Opinion: Australia's psychological edge over cricketing world crumbles

Fielder throws cricket ball in

For years international cricket was bossed and bullied by Australian teams that seemed not to know how to lose, but that dominance has slowly fallen apart and may never return in full strength.

Exactly when the slide began is a subject of much debate and conjecture, but 2018 can be clearly marked as the year Australia lost its grip on cricket.

The year started like any other in recent cricket history, with Australia completing an Ashes victory over an England team bent on imploding on tour. The first great warning sign for Aussie cricket lovers came when Eoin Morgan led England's ODI side to an emphatic series victory over the hosts. Star men Steve Smith and David Warner suffered a lack of runs, while the tourists showed off their flashy new brand of cricket - and set the tone for both team's years in the format.

Smith's Australian Test team arrived in South Africa ready for a battle against Faf du Plessis' Proteas, but got way more than they bargained for. Since readmission, South Africa had been seemingly at a permanent psychological disadvantage against Australia - and that was born out by the Proteas' lack of a home series win against the Baggy Green since the 1970s.

There was every suggestion that 2018 could be different. The last three Test series in Australia had been won by the Proteas, breaking the hold South Africa's fiercest cricketing rival had once held - and the hosts had just beaten a very good India side.

Australia started that series strong and, in many ways, with a renewed focus on becoming more like the imposing team of old. Warner got into an altercation with Quinton de Kock at Kingsmead, a ball was dropped on AB de Villiers after a run-out and tempers flared on both sides.

South Africa brought the fire in the second Test at St George's Park - perhaps too much, though, as Kagiso Rabada appeared to have landed himself a two-match suspension that would rule the quick out for the remainder of the series after he brushed against Smith while celebrating the Aussie skipper's wicket. Rabada had recently run afoul of match officials for giving Warner a send-off and a two-match suspension was imposed but overturned on appeal.

Australia's leadership adopted a 'holier than thou' attitude in the wake of the decision that would come back to bite them.

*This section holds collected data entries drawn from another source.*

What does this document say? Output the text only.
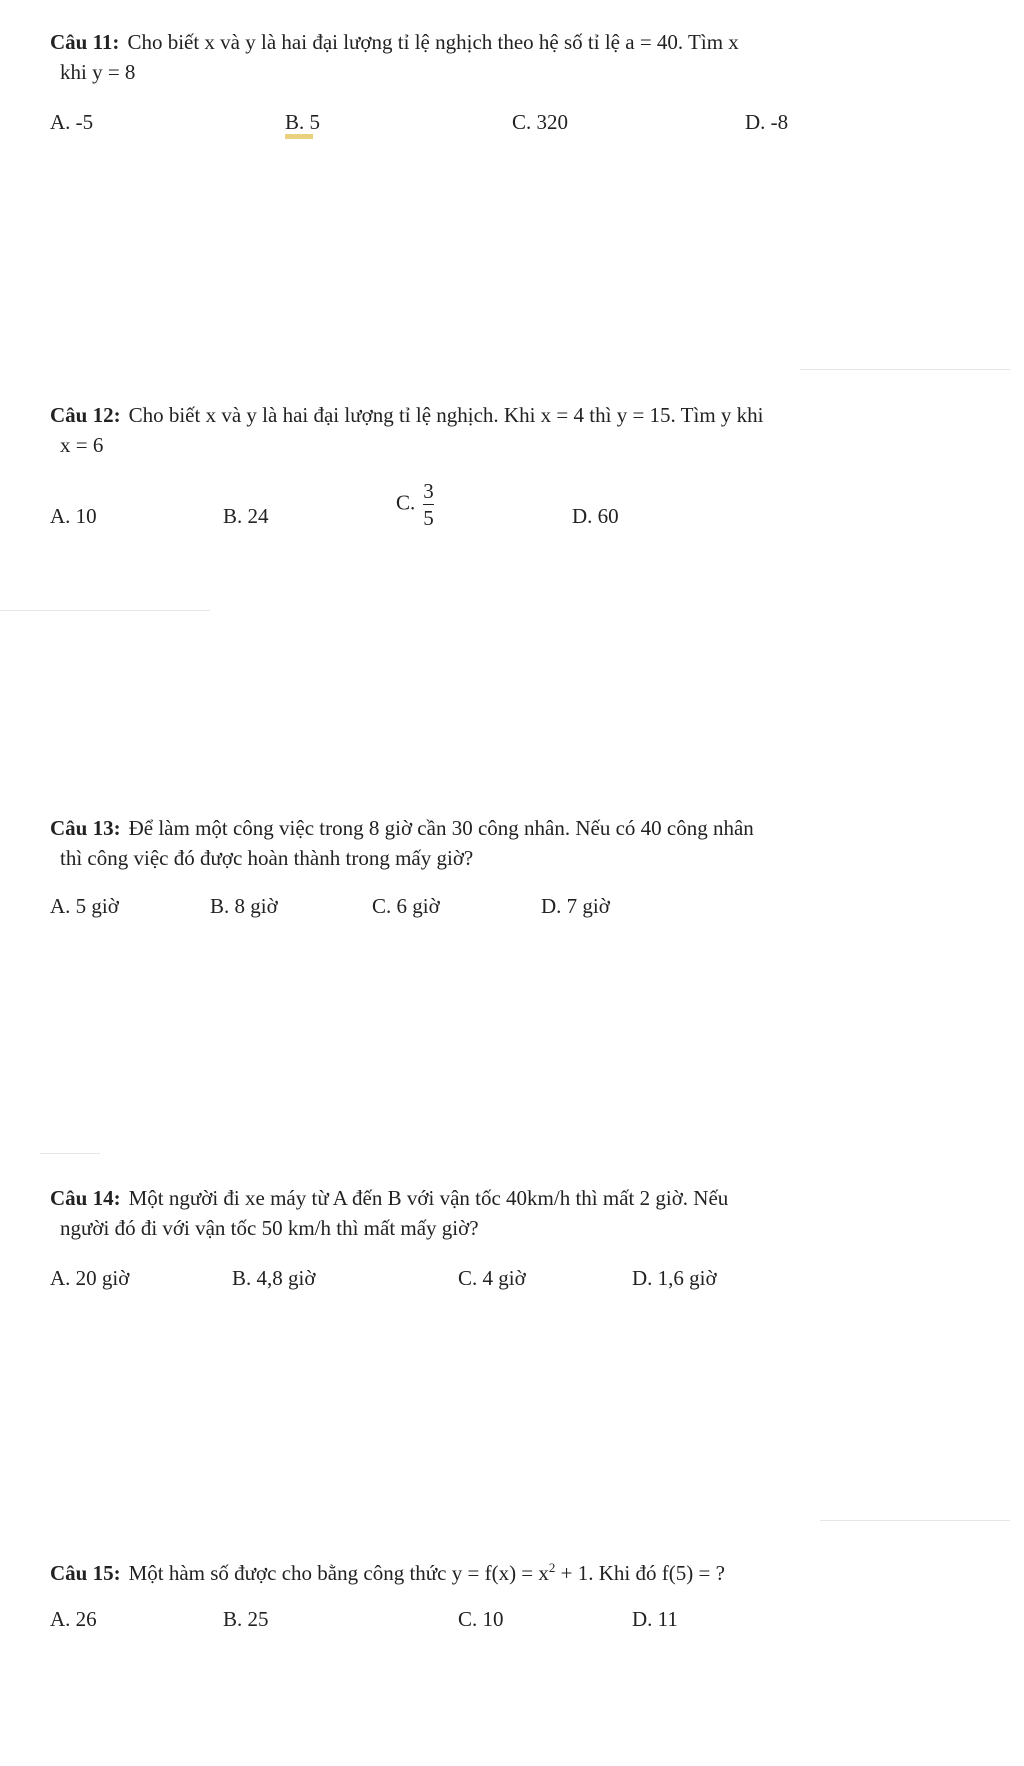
Câu 11: Cho biết x và y là hai đại lượng tỉ lệ nghịch theo hệ số tỉ lệ a = 40. Tìm x
khi y = 8
A. -5	B. 5	C. 320	D. -8
Câu 12: Cho biết x và y là hai đại lượng tỉ lệ nghịch. Khi x = 4 thì y = 15. Tìm y khi
x = 6
A. 10	B. 24
C. $\frac{3}{5}$	D. 60
Câu 13: Để làm một công việc trong 8 giờ cần 30 công nhân. Nếu có 40 công nhân
thì công việc đó được hoàn thành trong mấy giờ?
A. 5 giờ	B. 8 giờ	C. 6 giờ	D. 7 giờ
Câu 14: Một người đi xe máy từ A đến B với vận tốc 40km/h thì mất 2 giờ. Nếu
người đó đi với vận tốc 50 km/h thì mất mấy giờ?
A. 20 giờ	B. 4,8 giờ	C. 4 giờ	D. 1,6 giờ
Câu 15: Một hàm số được cho bằng công thức $y = f(x) = x^2 + 1$. Khi đó f(5) = ?
A. 26	B. 25	C. 10	D. 11
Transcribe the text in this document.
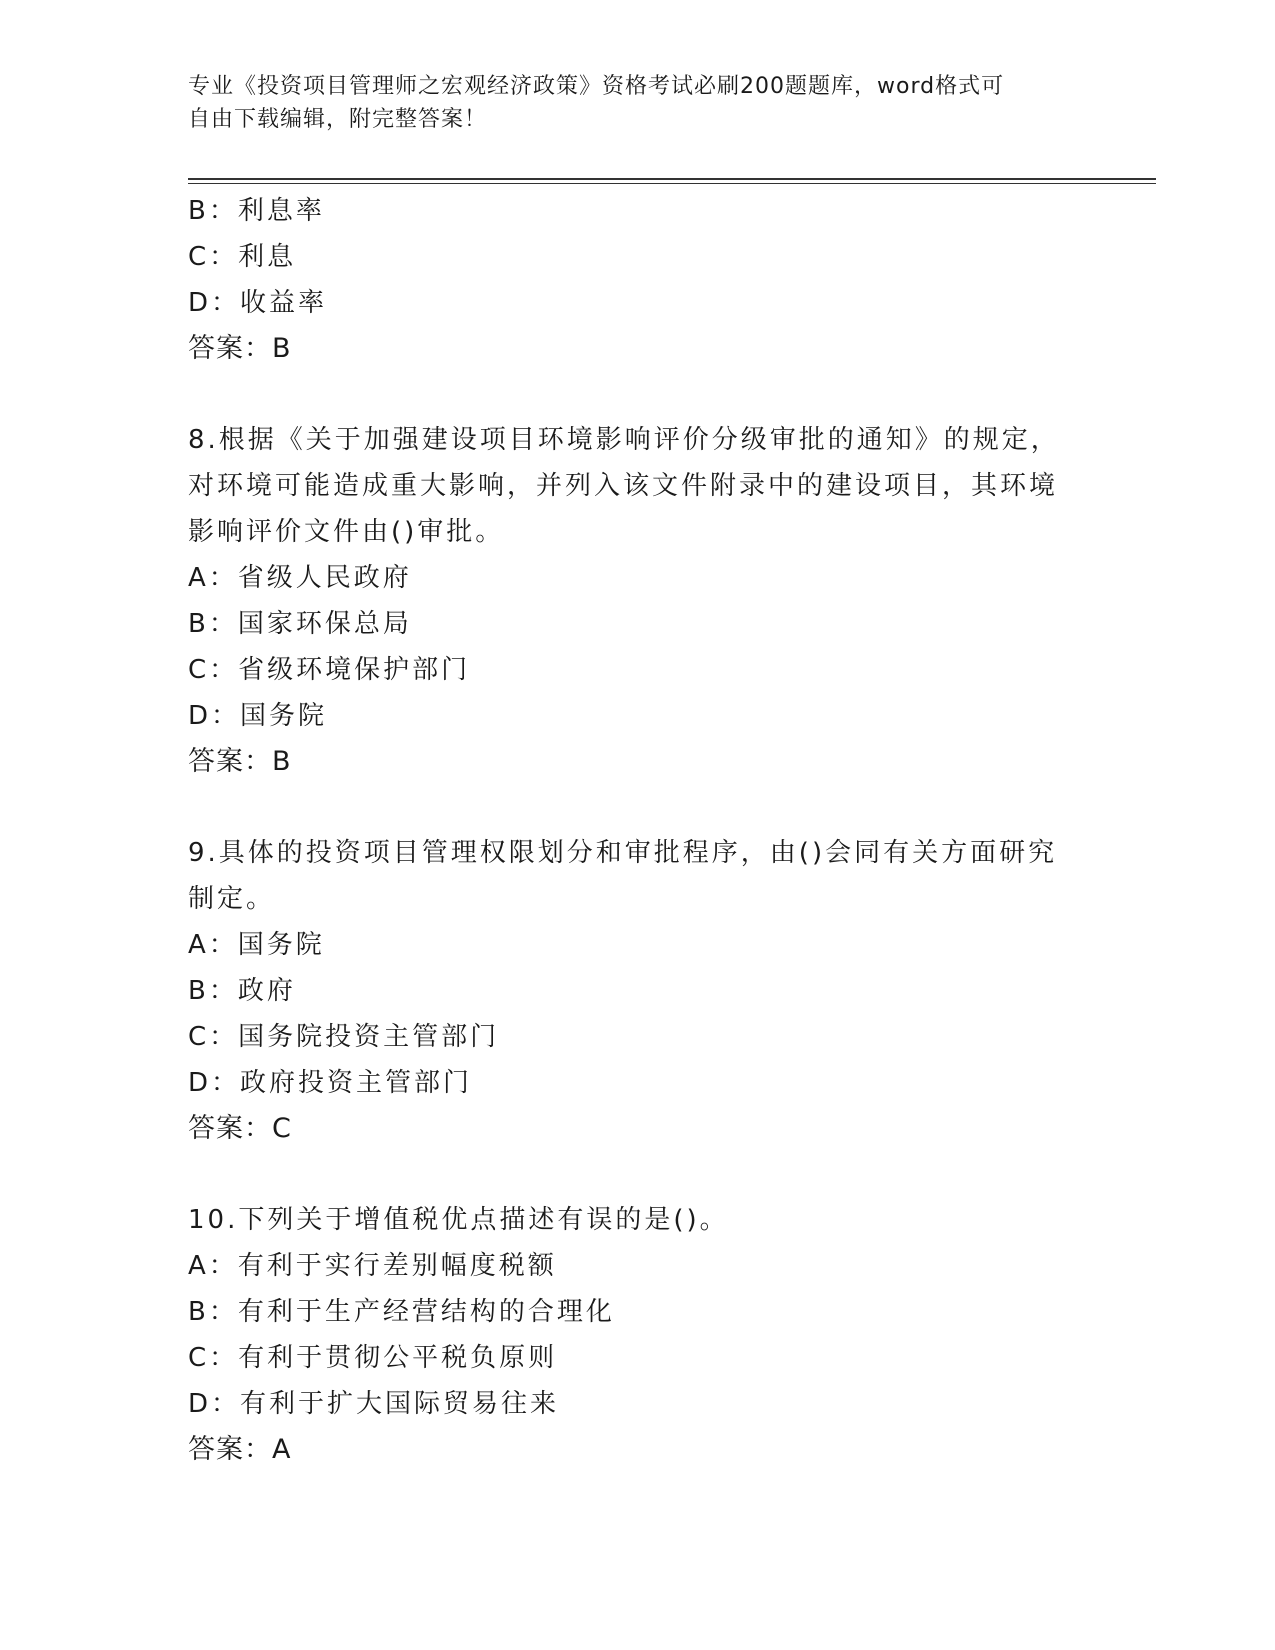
专业《投资项目管理师之宏观经济政策》资格考试必刷200题题库，word格式可
自由下载编辑，附完整答案！
B：利息率
C：利息
D：收益率
答案：B
8.根据《关于加强建设项目环境影响评价分级审批的通知》的规定，
对环境可能造成重大影响，并列入该文件附录中的建设项目，其环境
影响评价文件由()审批。
A：省级人民政府
B：国家环保总局
C：省级环境保护部门
D：国务院
答案：B
9.具体的投资项目管理权限划分和审批程序，由()会同有关方面研究
制定。
A：国务院
B：政府
C：国务院投资主管部门
D：政府投资主管部门
答案：C
10.下列关于增值税优点描述有误的是()。
A：有利于实行差别幅度税额
B：有利于生产经营结构的合理化
C：有利于贯彻公平税负原则
D：有利于扩大国际贸易往来
答案：A
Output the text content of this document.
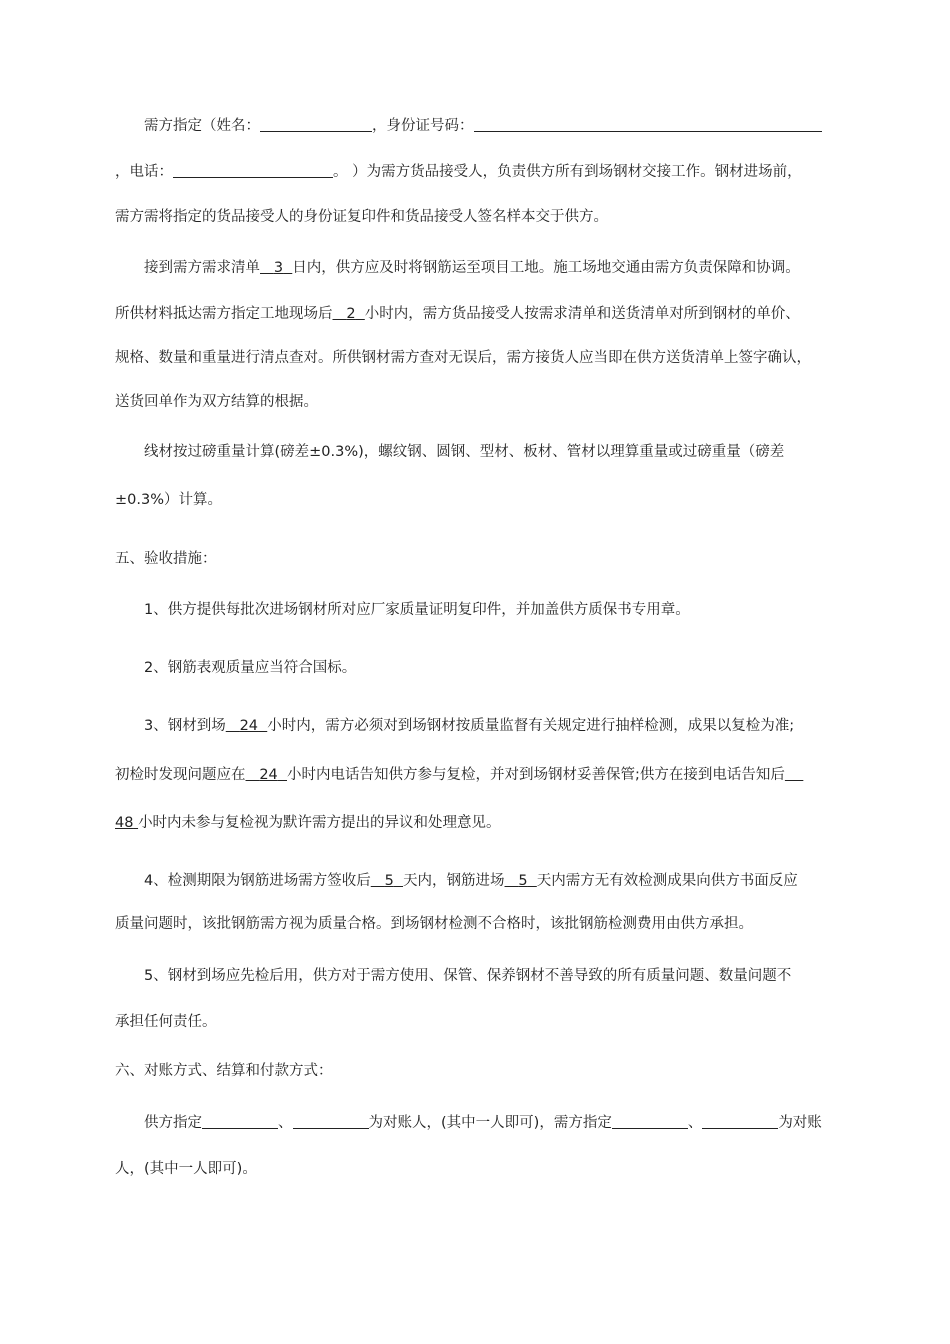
需方指定（姓名：	，身份证号码：
，电话：	。 ）为需方货品接受人，负责供方所有到场钢材交接工作。钢材进场前，
需方需将指定的货品接受人的身份证复印件和货品接受人签名样本交于供方。
接到需方需求清单 3 日内，供方应及时将钢筋运至项目工地。施工场地交通由需方负责保障和协调。
所供材料抵达需方指定工地现场后 2 小时内，需方货品接受人按需求清单和送货清单对所到钢材的单价、
规格、数量和重量进行清点查对。所供钢材需方查对无误后，需方接货人应当即在供方送货清单上签字确认，
送货回单作为双方结算的根据。
线材按过磅重量计算(磅差±0.3%)，螺纹钢、圆钢、型材、板材、管材以理算重量或过磅重量（磅差
±0.3%）计算。
五、验收措施：
1、供方提供每批次进场钢材所对应厂家质量证明复印件，并加盖供方质保书专用章。
2、钢筋表观质量应当符合国标。
3、钢材到场 24 小时内，需方必须对到场钢材按质量监督有关规定进行抽样检测，成果以复检为准;
初检时发现问题应在 24 小时内电话告知供方参与复检，并对到场钢材妥善保管;供方在接到电话告知后
48 小时内未参与复检视为默许需方提出的异议和处理意见。
4、检测期限为钢筋进场需方签收后 5 天内，钢筋进场 5 天内需方无有效检测成果向供方书面反应
质量问题时，该批钢筋需方视为质量合格。到场钢材检测不合格时，该批钢筋检测费用由供方承担。
5、钢材到场应先检后用，供方对于需方使用、保管、保养钢材不善导致的所有质量问题、数量问题不
承担任何责任。
六、对账方式、结算和付款方式：
供方指定	、	为对账人，(其中一人即可)，需方指定	、	为对账
人，(其中一人即可)。
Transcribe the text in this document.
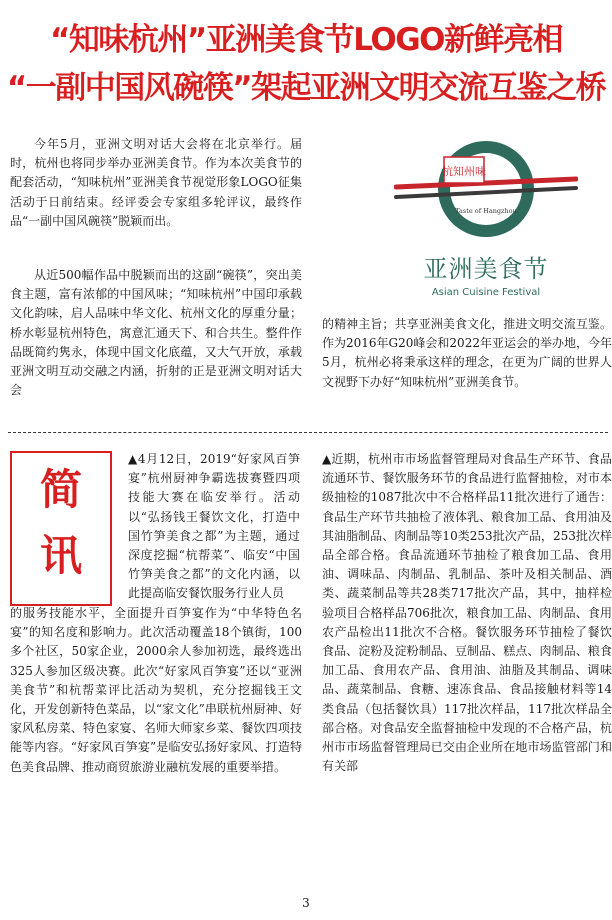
“知味杭州”亚洲美食节LOGO新鲜亮相
“一副中国风碗筷”架起亚洲文明交流互鉴之桥

今年5月，亚洲文明对话大会将在北京举行。届时，杭州也将同步举办亚洲美食节。作为本次美食节的配套活动，“知味杭州”亚洲美食节视觉形象LOGO征集活动于日前结束。经评委会专家组多轮评议，最终作品“一副中国风碗筷”脱颖而出。

从近500幅作品中脱颖而出的这副“碗筷”，突出美食主题，富有浓郁的中国风味；“知味杭州”中国印承载文化韵味，启人品味中华文化、杭州文化的厚重分量；桥水彰显杭州特色，寓意汇通天下、和合共生。整件作品既简约隽永，体现中国文化底蕴，又大气开放，承载亚洲文明互动交融之内涵，折射的正是亚洲文明对话大会

的精神主旨；共享亚洲美食文化，推进文明交流互鉴。作为2016年G20峰会和2022年亚运会的举办地，今年5月，杭州必将秉承这样的理念，在更为广阔的世界人文视野下办好“知味杭州”亚洲美食节。

杭知州味
Taste of Hangzhou
亚洲美食节
Asian Cuisine Festival
简
讯

▲4月12日，2019“好家风百笋宴”杭州厨神争霸选拔赛暨四项技能大赛在临安举行。活动以“弘扬钱王餐饮文化，打造中国竹笋美食之都”为主题，通过深度挖掘“杭帮菜”、临安“中国竹笋美食之都”的文化内涵，以此提高临安餐饮服务行业人员

的服务技能水平，全面提升百笋宴作为“中华特色名宴”的知名度和影响力。此次活动覆盖18个镇街，100多个社区，50家企业，2000余人参加初选，最终选出325人参加区级决赛。此次“好家风百笋宴”还以“亚洲美食节”和杭帮菜评比活动为契机，充分挖掘钱王文化，开发创新特色菜品，以“家文化”串联杭州厨神、好家风私房菜、特色家宴、名师大师家乡菜、餐饮四项技能等内容。“好家风百笋宴”是临安弘扬好家风、打造特色美食品牌、推动商贸旅游业融杭发展的重要举措。

▲近期，杭州市市场监督管理局对食品生产环节、食品流通环节、餐饮服务环节的食品进行监督抽检，对市本级抽检的1087批次中不合格样品11批次进行了通告：食品生产环节共抽检了液体乳、粮食加工品、食用油及其油脂制品、肉制品等10类253批次产品，253批次样品全部合格。食品流通环节抽检了粮食加工品、食用油、调味品、肉制品、乳制品、茶叶及相关制品、酒类、蔬菜制品等共28类717批次产品，其中，抽样检验项目合格样品706批次，粮食加工品、肉制品、食用农产品检出11批次不合格。餐饮服务环节抽检了餐饮食品、淀粉及淀粉制品、豆制品、糕点、肉制品、粮食加工品、食用农产品、食用油、油脂及其制品、调味品、蔬菜制品、食糖、速冻食品、食品接触材料等14类食品（包括餐饮具）117批次样品，117批次样品全部合格。对食品安全监督抽检中发现的不合格产品，杭州市市场监督管理局已交由企业所在地市场监管部门和有关部

3
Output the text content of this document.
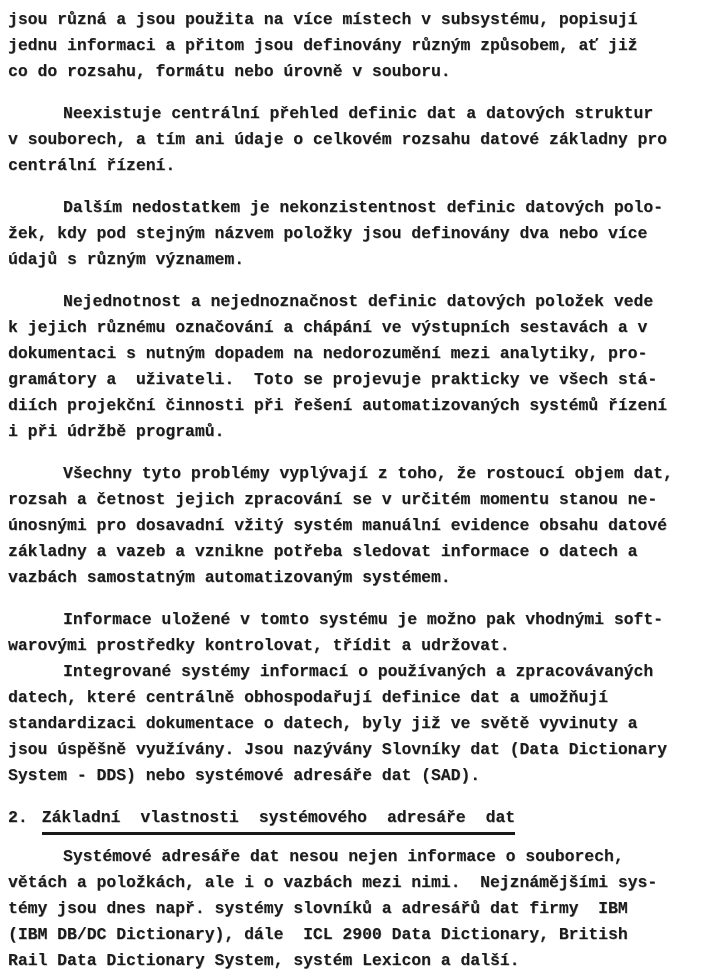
jsou různá a jsou použita na více místech v subsystému, popisují
jednu informaci a přitom jsou definovány různým způsobem, ať již
co do rozsahu, formátu nebo úrovně v souboru.

Neexistuje centrální přehled definic dat a datových struktur
v souborech, a tím ani údaje o celkovém rozsahu datové základny pro
centrální řízení.

Dalším nedostatkem je nekonzistentnost definic datových polo-
žek, kdy pod stejným názvem položky jsou definovány dva nebo více
údajů s různým významem.

Nejednotnost a nejednoznačnost definic datových položek vede
k jejich různému označování a chápání ve výstupních sestavách a v
dokumentaci s nutným dopadem na nedorozumění mezi analytiky, pro-
gramátory a  uživateli.  Toto se projevuje prakticky ve všech stá-
diích projekční činnosti při řešení automatizovaných systémů řízení
i při údržbě programů.

Všechny tyto problémy vyplývají z toho, že rostoucí objem dat,
rozsah a četnost jejich zpracování se v určitém momentu stanou ne-
únosnými pro dosavadní vžitý systém manuální evidence obsahu datové
základny a vazeb a vznikne potřeba sledovat informace o datech a
vazbách samostatným automatizovaným systémem.

Informace uložené v tomto systému je možno pak vhodnými soft-
warovými prostředky kontrolovat, třídit a udržovat.

Integrované systémy informací o používaných a zpracovávaných
datech, které centrálně obhospodařují definice dat a umožňují
standardizaci dokumentace o datech, byly již ve světě vyvinuty a
jsou úspěšně využívány. Jsou nazývány Slovníky dat (Data Dictionary
System - DDS) nebo systémové adresáře dat (SAD).

2. Základní vlastnosti systémového adresáře dat

Systémové adresáře dat nesou nejen informace o souborech,
větách a položkách, ale i o vazbách mezi nimi.  Nejznámějšími sys-
témy jsou dnes např. systémy slovníků a adresářů dat firmy  IBM
(IBM DB/DC Dictionary), dále  ICL 2900 Data Dictionary, British
Rail Data Dictionary System, systém Lexicon a další.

With the series level heading into the Newlands Test and the game itself having veered towards the hosts, a desperate Australian dressing room contrived a crazy plot to apply sandpaper to the ball - and the result was one of perhaps the greatest self-inflicted crises in cricket history. The nation of Australia woke to the news that Cameron Bancroft, Smith and Warner had wet the collective bed - and some toys were thrown out the cot. Heavy-handed bans were handed down to the trio, but the damage was done. The embarrassment of one of the most poorly executed plots to cheat at cricket ever still hangs over Australian cricket.

Australia lost the Newlands Test and sent all three players home. Fielding a makeshift team at the Wanderers, they were walloped and the Proteas had their win - and so much more.

Their form in all three formats took a substantial dip, though they did share a Test series in the United Arab Emirates against Pakistan. Australia lost an ODI series in England, two out of three T20Is in a tri-series in Zimbabwe and a home ODI series to South Africa before the arrival of India.

India came to Australia looking for their first ever Test series win and the end of their own hoodoo. Australia showed a lot of fight, but India really were the better side in almost every respect of the game. India's first act of 2019 was clinching an historic series win, as the Sydney Test was rained off, shattering another psychological barrier that had reinforced Australia's dominance of world cricket.

Australia's slide has paved the way for a new, slightly more flawed elite to emerge - and usher in an era of greater competitiveness in all formats of the game. It is an exciting time for cricket fans, unless you are Australian.